Thirty-three minutes
On Thursday night PTV telecast an address on the issue by President Musharraf. “It was the president’s shortest speech, lasting only 33 minutes,” noted Dawn on Friday. The Daily Times listed the highlights: “Militancy, extremism and terrorism will be crushed; operation against Lal Masjid was inevitable; Ghazi to blame for failure of talks, demanded amnesty for himself and foreign militants; kidnapping of Chinese was ‘most unfortunate’ event; government tried to minimise casualties in operation; Lal Masjid extremists tarnished image of Islam; Militants had links in NWFP, FATA; Ulema, Wafaqul Madaris must help bring madrassas into mainstream; army backing NWFP government to fight militancy.”
Why the state matters
In the July 13-19 issue of The Friday Times, Moeed Yusuf takes up an interesting aspect of the response to the Lal Masjid operation and tries to answer “why citizens don’t back the state”: “While it is usual for conspiracy theorists to be at play in such situations, the ease with which people have bought into arguments that suggest that the state has engineered the entire drama is alarming. A large segment of the populace in urban towns holds the state responsible without having understood the complexity of the situation... In the initial phases of the episode, when the government was reluctant to take on Lal Masjid cadres, authorities were criticised for attempting to appease clerics. The call was for tougher action. When the ‘operation’ began, the opinion completely changed and the government was blamed for conducting an operation that was putting human life in danger.” The point, he says, is not whether there is something in the conspiracy theories. It is this: “The state is increasingly being considered an enemy, rather than a caretaker. In that sense, the Jamia Hafsa episode is only the latest in a host of events in the recent past where an anti-state posture has been adopted.
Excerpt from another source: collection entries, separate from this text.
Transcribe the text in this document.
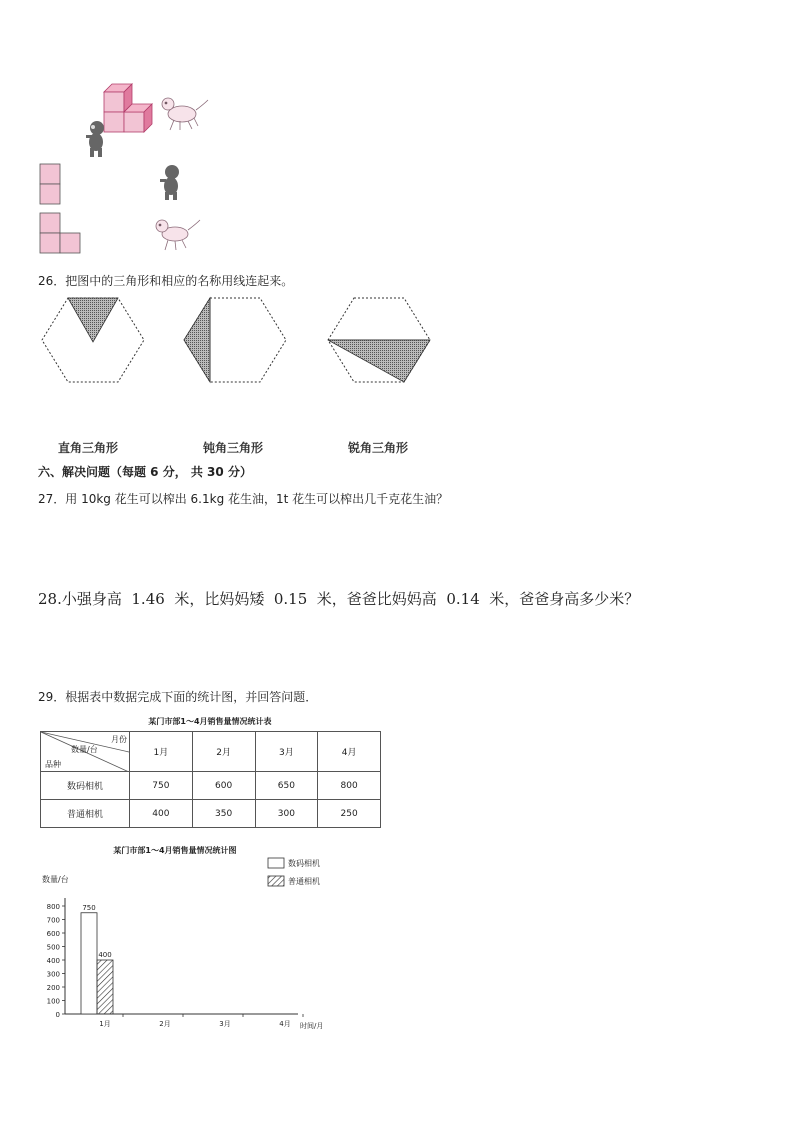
26．把图中的三角形和相应的名称用线连起来。
直角三角形	钝角三角形	锐角三角形
六、解决问题（每题 6 分， 共 30 分）
27．用 10kg 花生可以榨出 6.1kg 花生油，1t 花生可以榨出几千克花生油？
28.小强身高  1.46  米，比妈妈矮  0.15  米，爸爸比妈妈高  0.14  米，爸爸身高多少米？
29．根据表中数据完成下面的统计图，并回答问题．
某门市部1～4月销售量情况统计表
月份
数量/台
品种	1月	2月	3月	4月
数码相机	750	600	650	800
普通相机	400	350	300	250
某门市部1～4月销售量情况统计图
数量/台
时间/月
0
100
200
300
400
500
600
700
800
1月
750
400
2月	3月	4月
数码相机
普通相机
Growing resentment vis-à-vis the state is a grave and potentially explosive concern... Under an antagonistic outlook towards the state, governments would naturally be inclined to shy away from pushing aggressive decisions through.”
With or without BB
Last weekend in London, former PM Nawaz Sharif hosted a multi-party conference, which highlighted some of the problems of getting together all political parties to take on General Musharraf. Benazir Bhutto — who supported the government’s Lal Masjid operation (Dawn, July 11) but blamed the rise of extremism on military rule (The Friday Times, July 13-19) — was not part of it, though she sent representatives from the PPP. And as Daily Times explained in an editorial on Friday, “The host of the London opposition all-parties conference (APC), the Pakistan Muslim League-Nawaz (PMLN), has formed an All Parties Democratic Alliance (APDA) for the restoration of democracy in Pakistan. But the PPP is not a part of it.” Taking into account the ideological range of the opposition brewing against Musharraf especially after Lal Masjid, it concluded: “The country needs a bipartisan system... If the purpose of the APC was to destroy this bipartisanship, it was not good for Pakistan, Musharraf or no Musharraf.” Bhutto explained her decision to turn down the alliance citing its absence from the APC agenda and “strong reservations against the MMA” (The News, July 13).
Late delivery?
On Wednesday, Daily Times also reported: “The United States on Tuesday started the long awaited delivery of F-16 aircraft to Pakistan when two of the aircraft, which had directly flown from the US in an eight-hour journey, were handed over to the Pakistan Air Force in a ceremony at Sargodha... These aircraft were manufactured in the 1990s and their delivery to Pakistan was stopped after the Pressler amendment. Air Chief Marshal Tanvir Mehmood Ahmed said the rest of the F-16 fleet of 10 aircraft would be given to Pakistan in batches up to the middle of next year.”